Eu aprendi a amar da forma que meus pais me amaram, da forma que eles se amaram, e amam outras pessoas. Aprendi a amar da forma que a minha avó me contava histórias, me colocava no colo. Aprendi a amar com o cuidado que a minha irmã tinha comigo. Com os meus amigos do jardim de infância, com os meus animais de estimação, com o sol que entrava pela janela da minha casa no começo da tarde e que me deixava tão genuinamente feliz. A gente aprende a amar com a soma de todas as experiências que nos fizeram e nos fazem humanos. E outro ser humano jamais terá a mesma soma de experiências que nós temos.
O que significa que o amor existe para todos, mas a forma que se ama é diferente para cada um.
Eu amei desesperadamente uma pessoa que amava muito diferente de mim. E que, por isso, jamais me amaria da forma que eu precisava ser amada. Esse amor me trazia insegurança, tristeza, angústia, mágoa. Esse amor frustrava todas as vezes, sem exceção, a ideia que eu tinha para mim sobre como é amar.
A felicidade já não era possível naquele cenário, onde eu recebia muito menos do que eu acreditava dar. Porque a minha reciprocidade não era a mesma reciprocidade da pessoa que eu amei. E nós tínhamos entendimentos muito diferentes sobre a vida, sobre o relacionamento, sobre a simplicidade do estar junto. Sobre o companheirismo.

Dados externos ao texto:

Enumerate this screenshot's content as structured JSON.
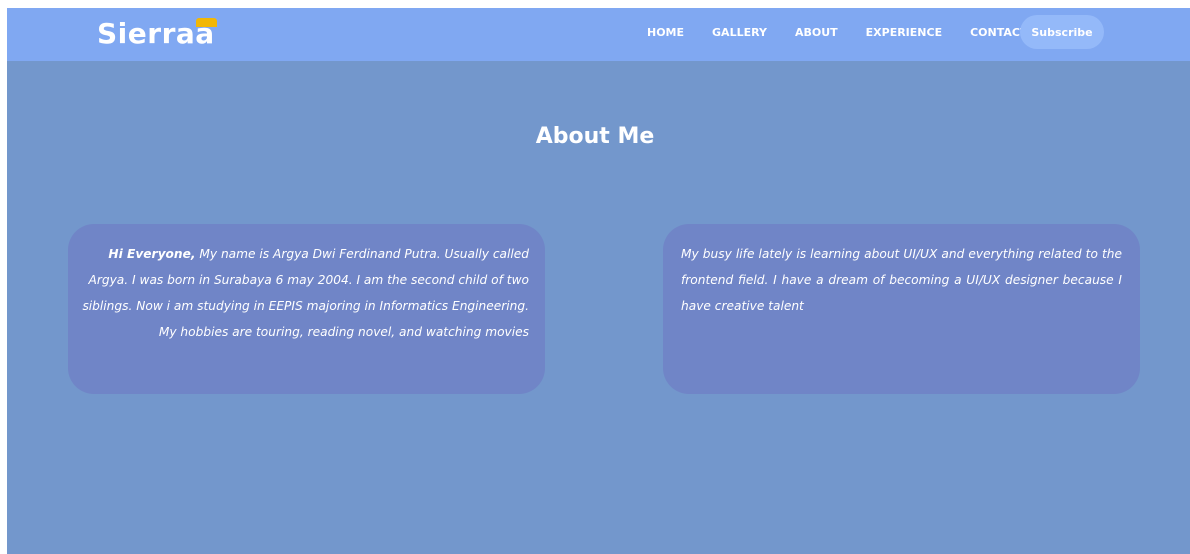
{
  "header": {
    "logo_text": "Sierraa",
    "nav_items": [
      "HOME",
      "GALLERY",
      "ABOUT",
      "EXPERIENCE",
      "CONTACT"
    ],
    "subscribe_label": "Subscribe"
  },
  "about": {
    "title": "About Me",
    "left_card": {
      "greeting": "Hi Everyone,",
      "text": " My name is Argya Dwi Ferdinand Putra. Usually called Argya. I was born in Surabaya 6 may 2004. I am the second child of two siblings. Now i am studying in EEPIS majoring in Informatics Engineering. My hobbies are touring, reading novel, and watching movies"
    },
    "right_card": {
      "text": "My busy life lately is learning about UI/UX and everything related to the frontend field. I have a dream of becoming a UI/UX designer because I have creative talent"
    }
  },
  "colors": {
    "navbar": "#80a8f2",
    "page_background": "#7397cc",
    "card_background": "#7085c7",
    "subscribe_button": "#94b9f9",
    "logo_accent": "#f2b705",
    "text": "#ffffff"
  }
}
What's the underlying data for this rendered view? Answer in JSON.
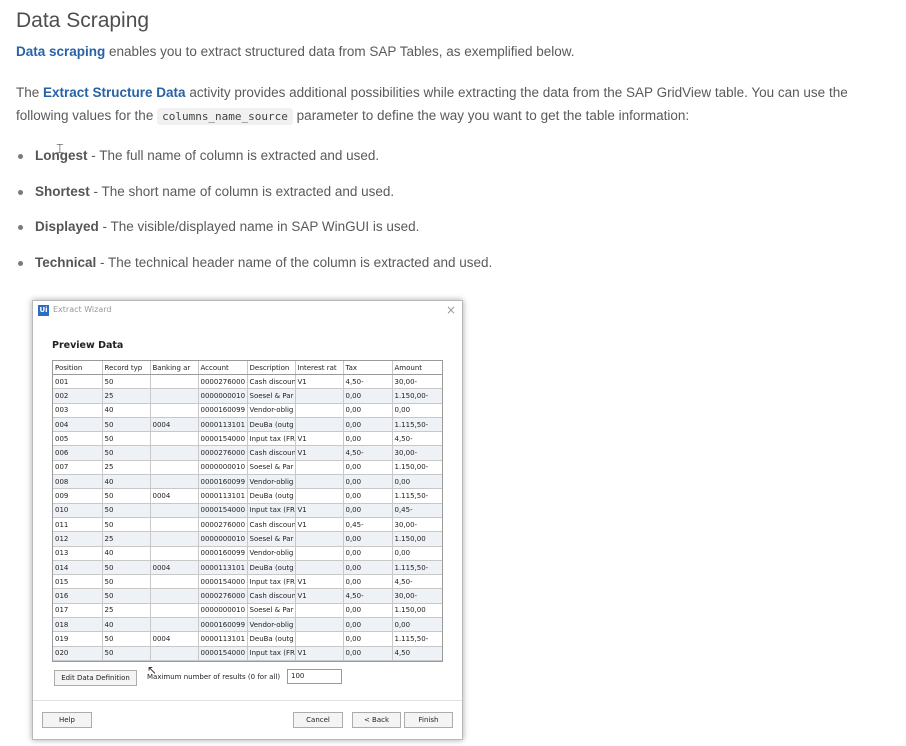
{
  "doc": {
    "title": "Data Scraping",
    "intro_link": "Data scraping",
    "intro_rest": " enables you to extract structured data from SAP Tables, as exemplified below.",
    "p2_pre": "The ",
    "p2_bold": "Extract Structure Data",
    "p2_mid": " activity provides additional possibilities while extracting the data from the SAP GridView table. You can use the following values for the ",
    "p2_code": "columns_name_source",
    "p2_post": " parameter to define the way you want to get the table information:",
    "bullets": [
      {
        "term": "Longest",
        "desc": " - The full name of column is extracted and used."
      },
      {
        "term": "Shortest",
        "desc": " - The short name of column is extracted and used."
      },
      {
        "term": "Displayed",
        "desc": " - The visible/displayed name in SAP WinGUI is used."
      },
      {
        "term": "Technical",
        "desc": " - The technical header name of the column is extracted and used."
      }
    ]
  },
  "dialog": {
    "app_icon": "Ui",
    "title": "Extract Wizard",
    "close_icon": "×",
    "preview_title": "Preview Data",
    "columns": [
      "Position",
      "Record typ",
      "Banking ar",
      "Account",
      "Description",
      "Interest rat",
      "Tax",
      "Amount"
    ],
    "rows": [
      [
        "001",
        "50",
        "",
        "0000276000",
        "Cash discount",
        "V1",
        "4,50-",
        "30,00-"
      ],
      [
        "002",
        "25",
        "",
        "0000000010",
        "Soesel & Par",
        "",
        "0,00",
        "1.150,00-"
      ],
      [
        "003",
        "40",
        "",
        "0000160099",
        "Vendor-oblig",
        "",
        "0,00",
        "0,00"
      ],
      [
        "004",
        "50",
        "0004",
        "0000113101",
        "DeuBa (outg",
        "",
        "0,00",
        "1.115,50-"
      ],
      [
        "005",
        "50",
        "",
        "0000154000",
        "Input tax (FR",
        "V1",
        "0,00",
        "4,50-"
      ],
      [
        "006",
        "50",
        "",
        "0000276000",
        "Cash discount",
        "V1",
        "4,50-",
        "30,00-"
      ],
      [
        "007",
        "25",
        "",
        "0000000010",
        "Soesel & Par",
        "",
        "0,00",
        "1.150,00-"
      ],
      [
        "008",
        "40",
        "",
        "0000160099",
        "Vendor-oblig",
        "",
        "0,00",
        "0,00"
      ],
      [
        "009",
        "50",
        "0004",
        "0000113101",
        "DeuBa (outg",
        "",
        "0,00",
        "1.115,50-"
      ],
      [
        "010",
        "50",
        "",
        "0000154000",
        "Input tax (FR",
        "V1",
        "0,00",
        "0,45-"
      ],
      [
        "011",
        "50",
        "",
        "0000276000",
        "Cash discount",
        "V1",
        "0,45-",
        "30,00-"
      ],
      [
        "012",
        "25",
        "",
        "0000000010",
        "Soesel & Par",
        "",
        "0,00",
        "1.150,00"
      ],
      [
        "013",
        "40",
        "",
        "0000160099",
        "Vendor-oblig",
        "",
        "0,00",
        "0,00"
      ],
      [
        "014",
        "50",
        "0004",
        "0000113101",
        "DeuBa (outg",
        "",
        "0,00",
        "1.115,50-"
      ],
      [
        "015",
        "50",
        "",
        "0000154000",
        "Input tax (FR",
        "V1",
        "0,00",
        "4,50-"
      ],
      [
        "016",
        "50",
        "",
        "0000276000",
        "Cash discount",
        "V1",
        "4,50-",
        "30,00-"
      ],
      [
        "017",
        "25",
        "",
        "0000000010",
        "Soesel & Par",
        "",
        "0,00",
        "1.150,00"
      ],
      [
        "018",
        "40",
        "",
        "0000160099",
        "Vendor-oblig",
        "",
        "0,00",
        "0,00"
      ],
      [
        "019",
        "50",
        "0004",
        "0000113101",
        "DeuBa (outg",
        "",
        "0,00",
        "1.115,50-"
      ],
      [
        "020",
        "50",
        "",
        "0000154000",
        "Input tax (FR",
        "V1",
        "0,00",
        "4,50"
      ]
    ],
    "edit_button": "Edit Data Definition",
    "max_label": "Maximum number of results (0 for all)",
    "max_value": "100",
    "help_button": "Help",
    "cancel_button": "Cancel",
    "back_button": "< Back",
    "finish_button": "Finish"
  },
  "colors": {
    "link": "#2762a6",
    "text": "#5a5a5a",
    "row_alt": "#eef2f7"
  }
}
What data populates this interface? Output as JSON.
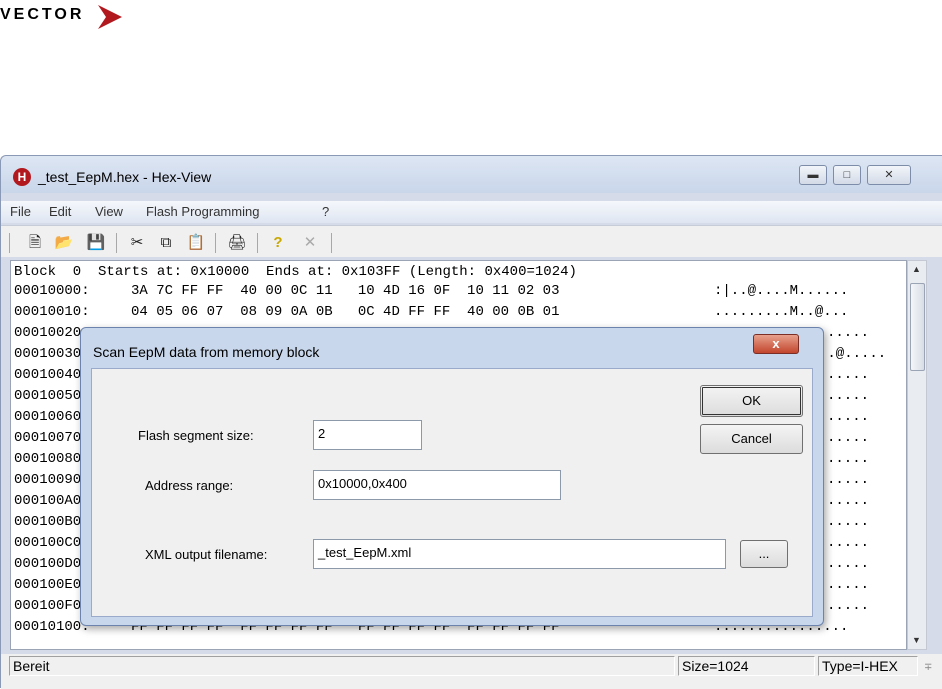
{
  "logo": {
    "text": "VECTOR"
  },
  "window": {
    "title": "_test_EepM.hex - Hex-View",
    "app_icon": "H",
    "caption_icons": [
      "minimize-icon",
      "maximize-icon",
      "close-icon"
    ]
  },
  "menu": [
    "File",
    "Edit",
    "View",
    "Flash Programming",
    "?"
  ],
  "toolbar": {
    "icons": [
      "new-file-icon",
      "open-folder-icon",
      "save-icon",
      "cut-icon",
      "copy-icon",
      "paste-icon",
      "print-icon",
      "help-icon",
      "delete-icon"
    ]
  },
  "hex": {
    "block_header": "Block  0  Starts at: 0x10000  Ends at: 0x103FF (Length: 0x400=1024)",
    "rows": [
      {
        "addr": "00010000:",
        "bytes": "3A 7C FF FF  40 00 0C 11   10 4D 16 0F  10 11 02 03",
        "ascii": ":|..@....M......"
      },
      {
        "addr": "00010010:",
        "bytes": "04 05 06 07  08 09 0A 0B   0C 4D FF FF  40 00 0B 01",
        "ascii": ".........M..@..."
      },
      {
        "addr": "00010020",
        "bytes": "",
        "ascii": "....."
      },
      {
        "addr": "00010030",
        "bytes": "",
        "ascii": "..@....."
      },
      {
        "addr": "00010040",
        "bytes": "",
        "ascii": "....."
      },
      {
        "addr": "00010050",
        "bytes": "",
        "ascii": "....."
      },
      {
        "addr": "00010060",
        "bytes": "",
        "ascii": "....."
      },
      {
        "addr": "00010070",
        "bytes": "",
        "ascii": "....."
      },
      {
        "addr": "00010080",
        "bytes": "",
        "ascii": "....."
      },
      {
        "addr": "00010090",
        "bytes": "",
        "ascii": "....."
      },
      {
        "addr": "000100A0",
        "bytes": "",
        "ascii": "....."
      },
      {
        "addr": "000100B0",
        "bytes": "",
        "ascii": "....."
      },
      {
        "addr": "000100C0",
        "bytes": "",
        "ascii": "....."
      },
      {
        "addr": "000100D0",
        "bytes": "",
        "ascii": "....."
      },
      {
        "addr": "000100E0",
        "bytes": "",
        "ascii": "....."
      },
      {
        "addr": "000100F0",
        "bytes": "",
        "ascii": "....."
      },
      {
        "addr": "00010100:",
        "bytes": "FF FF FF FF  FF FF FF FF   FF FF FF FF  FF FF FF FF",
        "ascii": "................"
      }
    ]
  },
  "status": {
    "text": "Bereit",
    "size": "Size=1024",
    "type": "Type=I-HEX"
  },
  "dialog": {
    "title": "Scan EepM data from memory block",
    "close_label": "x",
    "ok_label": "OK",
    "cancel_label": "Cancel",
    "segment_label": "Flash segment size:",
    "segment_value": "2",
    "range_label": "Address range:",
    "range_value": "0x10000,0x400",
    "xml_label": "XML output filename:",
    "xml_value": "_test_EepM.xml",
    "browse_label": "..."
  }
}
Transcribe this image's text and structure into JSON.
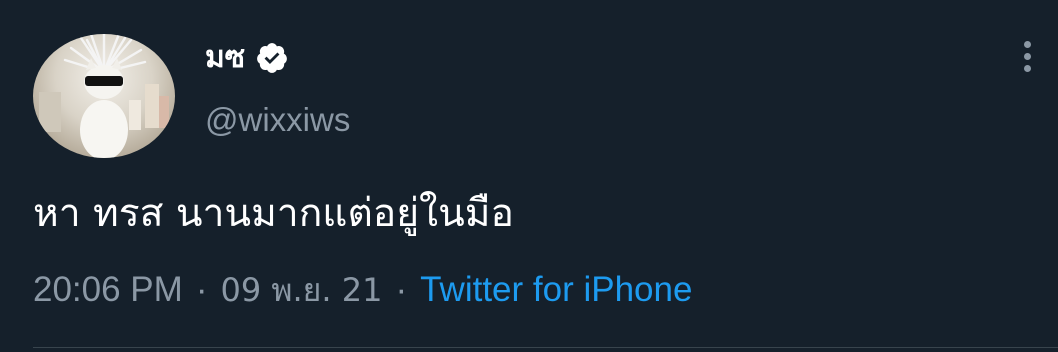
{
  "colors": {
    "background": "#15202b",
    "primary_text": "#ffffff",
    "secondary_text": "#8b98a5",
    "link": "#1d9bf0",
    "verified_badge": "#ffffff"
  },
  "author": {
    "display_name": "มซ",
    "handle": "@wixxiws",
    "verified": true,
    "avatar": "cat-with-wild-hair-and-sunglasses"
  },
  "tweet": {
    "text": "หา ทรส นานมากแต่อยู่ในมือ",
    "time": "20:06 PM",
    "date": "09 พ.ย. 21",
    "separator": "·",
    "source": "Twitter for iPhone"
  },
  "icons": {
    "more": "more-vertical-icon",
    "verified": "verified-badge-icon"
  }
}
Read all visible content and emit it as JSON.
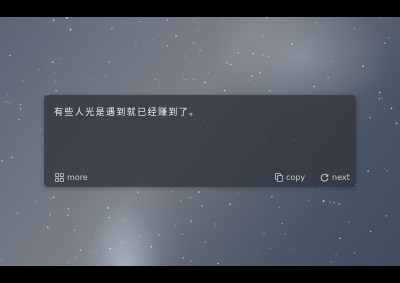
{
  "quote": {
    "text": "有些人光是遇到就已经赚到了。"
  },
  "actions": {
    "more_label": "more",
    "copy_label": "copy",
    "next_label": "next"
  },
  "icons": {
    "more": "grid-icon",
    "copy": "copy-icon",
    "next": "refresh-icon"
  },
  "colors": {
    "card_bg": "#32363e",
    "text": "#f1f2f4",
    "action_text": "#c8ccd3",
    "letterbox": "#000000"
  }
}
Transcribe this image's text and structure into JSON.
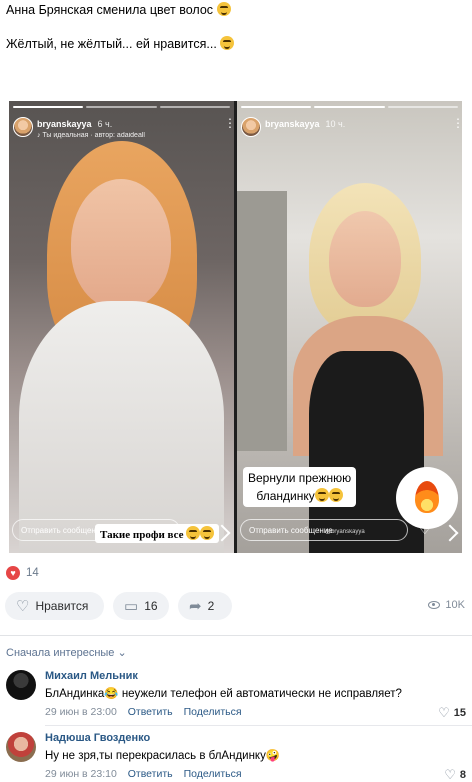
{
  "post": {
    "line1": "Анна Брянская сменила цвет волос",
    "line2": "Жёлтый, не жёлтый... ей нравится..."
  },
  "stories": [
    {
      "username": "bryanskayya",
      "time": "6 ч.",
      "subtitle": "♪ Ты идеальная · автор: adaideall",
      "message_placeholder": "Отправить сообщение",
      "caption": "Такие профи все"
    },
    {
      "username": "bryanskayya",
      "time": "10 ч.",
      "message_placeholder": "Отправить сообщение",
      "caption_line1": "Вернули прежнюю",
      "caption_line2": "бландинку",
      "watermark": "@bryanskayya"
    }
  ],
  "reactions": {
    "count": "14"
  },
  "actions": {
    "like_label": "Нравится",
    "comments_count": "16",
    "shares_count": "2",
    "views": "10K"
  },
  "sort": {
    "label": "Сначала интересные"
  },
  "comments": [
    {
      "author": "Михаил Мельник",
      "text": "БлАндинка😂 неужели телефон ей автоматически не исправляет?",
      "date": "29 июн в 23:00",
      "reply": "Ответить",
      "share": "Поделиться",
      "likes": "15"
    },
    {
      "author": "Надюша Гвозденко",
      "text": "Ну не зря,ты перекрасилась в блАндинку🤪",
      "date": "29 июн в 23:10",
      "reply": "Ответить",
      "share": "Поделиться",
      "likes": "8"
    }
  ],
  "colors": {
    "link": "#2a5885",
    "like_red": "#e64646",
    "button_bg": "#f0f2f5",
    "muted": "#818c99"
  }
}
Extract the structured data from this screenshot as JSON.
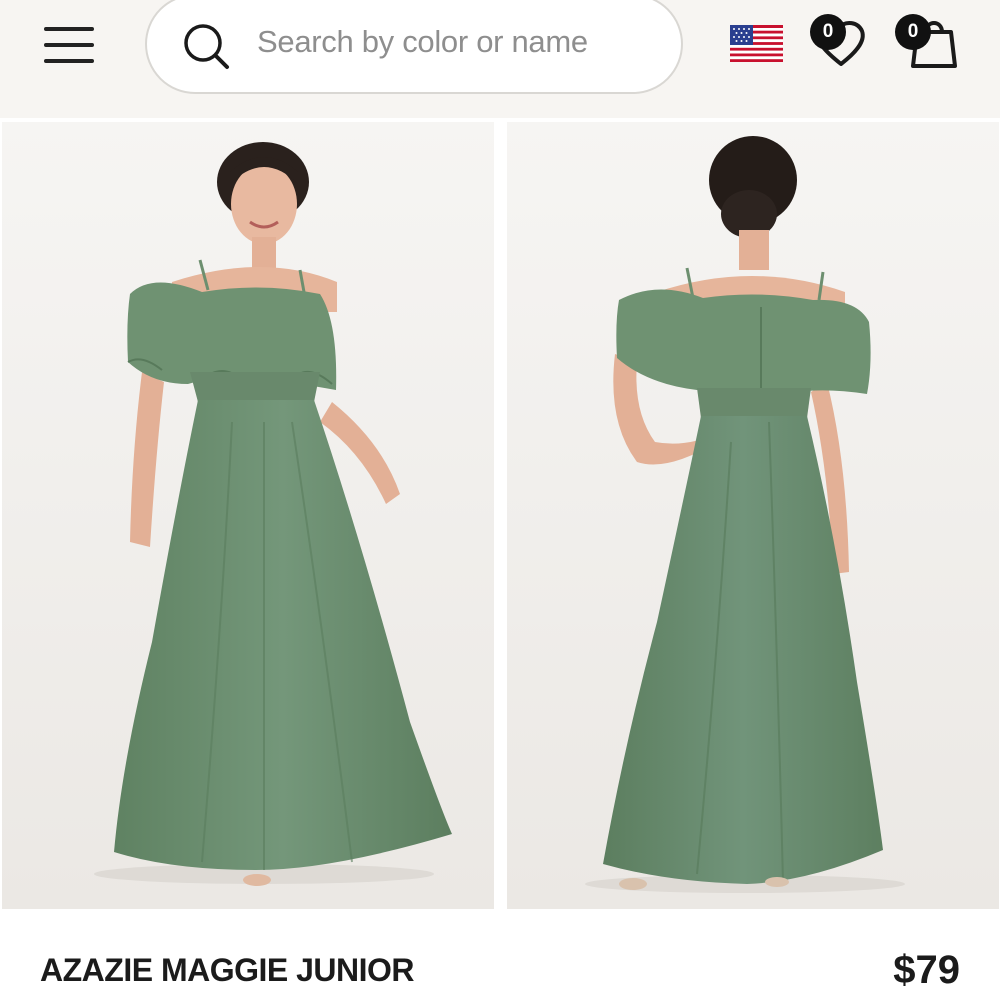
{
  "header": {
    "menu_icon": "hamburger-menu-icon",
    "search": {
      "placeholder": "Search by color or name",
      "icon": "search-icon"
    },
    "region_flag": "us-flag-icon",
    "wishlist": {
      "icon": "heart-icon",
      "count": "0"
    },
    "cart": {
      "icon": "shopping-bag-icon",
      "count": "0"
    }
  },
  "gallery": {
    "images": [
      {
        "view": "front",
        "color": "#6d8f6f"
      },
      {
        "view": "back",
        "color": "#6d8f6f"
      }
    ]
  },
  "product": {
    "title": "AZAZIE MAGGIE JUNIOR",
    "price": "$79"
  },
  "colors": {
    "dress": "#6d8f6f",
    "background": "#f7f5f2",
    "text": "#1b1b1b"
  }
}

O amar às vezes é despreparado, é ingênuo, não sabe se pra direita é melhor que pra esquerda. Não sabe se em cima, se embaixo. Se não for guiado, não sabe se mover. Permanece estático, esperando o seu movimento para que saiba minimamente o que fazer. E, para quem espera muito, o amar despreparado fere. Machuca mesmo. Dói a alma porque parece pouco. E, às vezes, nem é. Mas às vezes é, também, e tá tudo bem. Às vezes o nosso amar é grande demais para o amar do outro, e a felicidade, nesse caso, não vê possibilidade de sucesso. A felicidade não encontra espaço no total desequilíbrio.
E não pense você que o amar despreparado tem idade. Não tem, não. Não é porque tem 17 anos, não é porque tem 26, 42 ou 68. O despreparo não se dá por si só. Se dá somente em relação. Um amar pode ser despreparado para mim, mas completamente preparado para a Amélia, minha vizinha. Pode me machucar muito, mas trazer paz ao José, dono da floricultura. Não é idade, entende? É desencaixe. É desenlace. E, por isso, amar não garante felicidade. Não garante paz, estabilidade emocional e nem reciprocidade encaixada. E, se você vive nesse planeta e se relaciona com outros seres humanos, desculpe informar, mas você vai ter que lidar com isso. Porque isso faz parte do peso de ser pessoa, e não há para onde fugir. Tem horas em que é necessário pegar toda a nossa bagagem de vida, fazer a mala, lavar o rosto, secar as lágrimas e dizer: esse amor eu não quero, nesse amor eu não vivo. Mas é também necessário abrir o peito para a tentativa. Porque, dentre todos, encarar a possibilidade do caos e dizer “eu vou bancar isso”, é o ato de maior coragem que podemos ter. E é também uma forma diferente de dizer: eu quero viver.